The final master of the estate, Sir Conolly, called Sir Condy and Thady’s favorite, gets much more page space than his predecessors. Like them, Sir Condy dies a sad death following attempts to bear the great costs of a political career, the indignity of having the ownership of his land challenged by others, and a great quantity of drink that set his gut on fire.

Edgeworth shapes Thady’s son, Jason, as a sly attorney whose manipulative personality balances Thady’s forthright one. Jason begins to benefit from Sir Kit’s debts, accumulating titles to the estate where his father works, and later tries unsuccessfully to take the estate from Sir Condy’s wife. Thady, who has excused every weakness in four men undeserving of his respect, cannot excuse the greed exhibited by his son.

He seems to envision their problems as honest ones in which they alone stand victimized, while Jason knowingly uses others to his own benefit. In the end, Thady remains far more loyal to his masters and the estate family than to his own son.

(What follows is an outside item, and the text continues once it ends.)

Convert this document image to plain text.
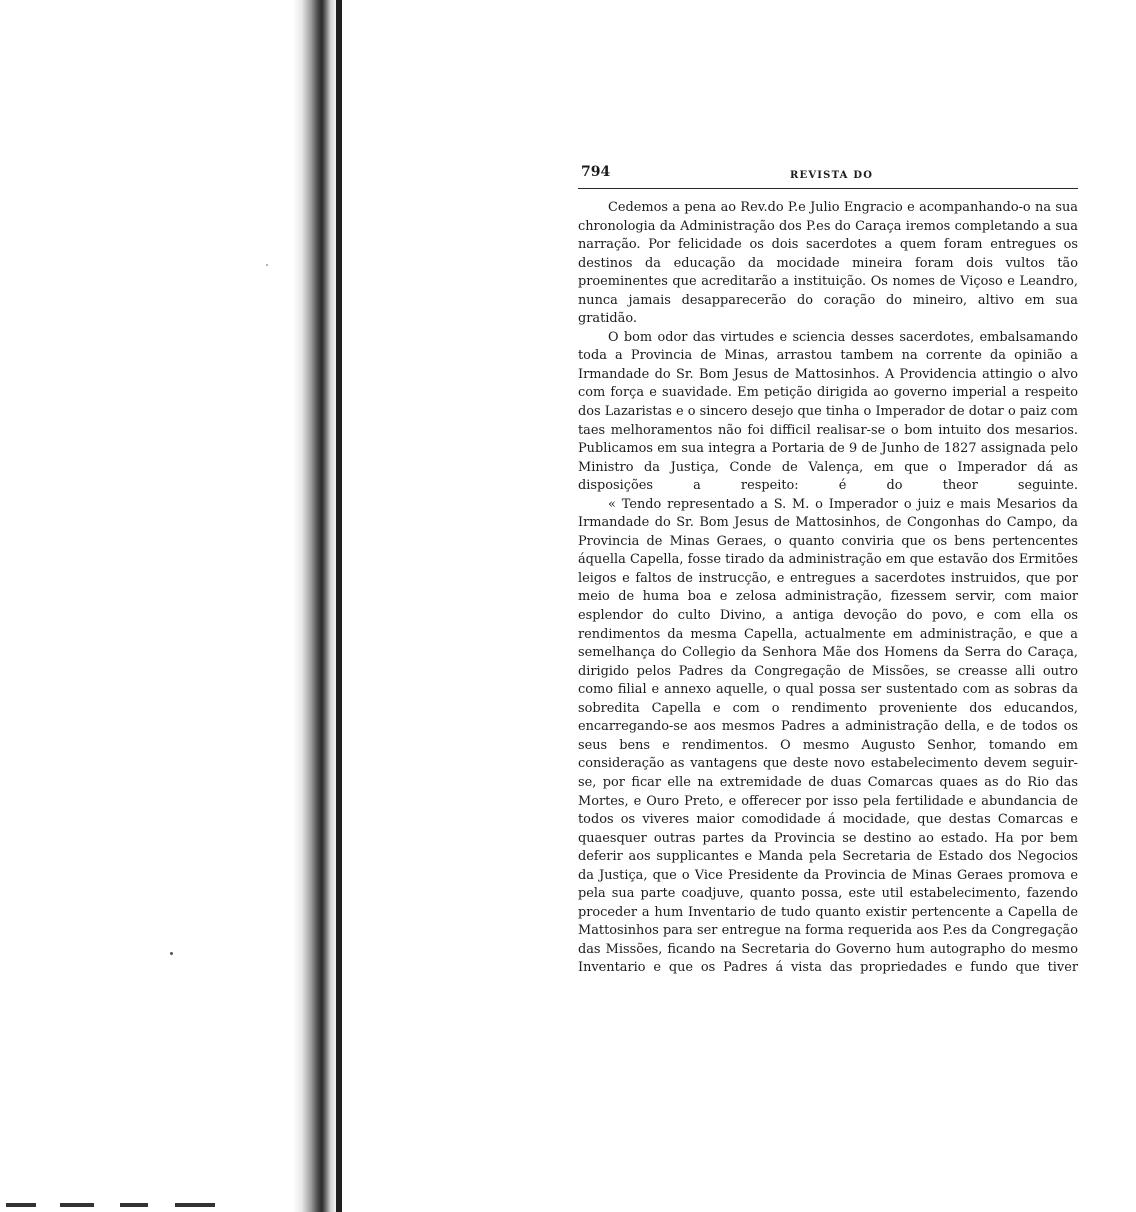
794	REVISTA DO

Cedemos a pena ao Rev.do P.e Julio Engracio e acompanhando-o na sua chronologia da Administração dos P.es do Caraça iremos completando a sua narração. Por felicidade os dois sacerdotes a quem foram entregues os destinos da educação da mocidade mineira foram dois vultos tão proeminentes que acreditarão a instituição. Os nomes de Viçoso e Leandro, nunca jamais desapparecerão do coração do mineiro, altivo em sua gratidão.

O bom odor das virtudes e sciencia desses sacerdotes, embalsamando toda a Provincia de Minas, arrastou tambem na corrente da opinião a Irmandade do Sr. Bom Jesus de Mattosinhos. A Providencia attingio o alvo com força e suavidade. Em petição dirigida ao governo imperial a respeito dos Lazaristas e o sincero desejo que tinha o Imperador de dotar o paiz com taes melhoramentos não foi difficil realisar-se o bom intuito dos mesarios. Publicamos em sua integra a Portaria de 9 de Junho de 1827 assignada pelo Ministro da Justiça, Conde de Valença, em que o Imperador dá as disposições a respeito: é do theor seguinte.

« Tendo representado a S. M. o Imperador o juiz e mais Mesarios da Irmandade do Sr. Bom Jesus de Mattosinhos, de Congonhas do Campo, da Provincia de Minas Geraes, o quanto conviria que os bens pertencentes áquella Capella, fosse tirado da administração em que estavão dos Ermitões leigos e faltos de instrucção, e entregues a sacerdotes instruidos, que por meio de huma boa e zelosa administração, fizessem servir, com maior esplendor do culto Divino, a antiga devoção do povo, e com ella os rendimentos da mesma Capella, actualmente em administração, e que a semelhança do Collegio da Senhora Mãe dos Homens da Serra do Caraça, dirigido pelos Padres da Congregação de Missões, se creasse alli outro como filial e annexo aquelle, o qual possa ser sustentado com as sobras da sobredita Capella e com o rendimento proveniente dos educandos, encarregando-se aos mesmos Padres a administração della, e de todos os seus bens e rendimentos. O mesmo Augusto Senhor, tomando em consideração as vantagens que deste novo estabelecimento devem seguir-se, por ficar elle na extremidade de duas Comarcas quaes as do Rio das Mortes, e Ouro Preto, e offerecer por isso pela fertilidade e abundancia de todos os viveres maior comodidade á mocidade, que destas Comarcas e quaesquer outras partes da Provincia se destino ao estado. Ha por bem deferir aos supplicantes e Manda pela Secretaria de Estado dos Negocios da Justiça, que o Vice Presidente da Provincia de Minas Geraes promova e pela sua parte coadjuve, quanto possa, este util estabelecimento, fazendo proceder a hum Inventario de tudo quanto existir pertencente a Capella de Mattosinhos para ser entregue na forma requerida aos P.es da Congregação das Missões, ficando na Secretaria do Governo hum autographo do mesmo Inventario e que os Padres á vista das propriedades e fundo que tiver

Edgeworth completes the novel with a comment from the “Editor” about the “truth” of the story: “He lays it before the English reader as a specimen of manners and characters, which are perhaps unknown in England.” As for Edgeworth’s contribution to the development of the novel, George Watson writes in his introduction that without Castle Rackrent and the larger novels that followed, each of which told the stories of societies, both living and dying, “the novel of the nineteenth century could not have been made.”

Bibliography
Watson, George. Introduction to Castle Rackrent, by Maria Edgeworth. New York: Oxford University Press, 1981.
Weinstein, Mark A., ed. The Prefaces to the Waverley Novels by Sir Walter Scott. Lincoln, Neb.: University of Nebraska Press, 1978.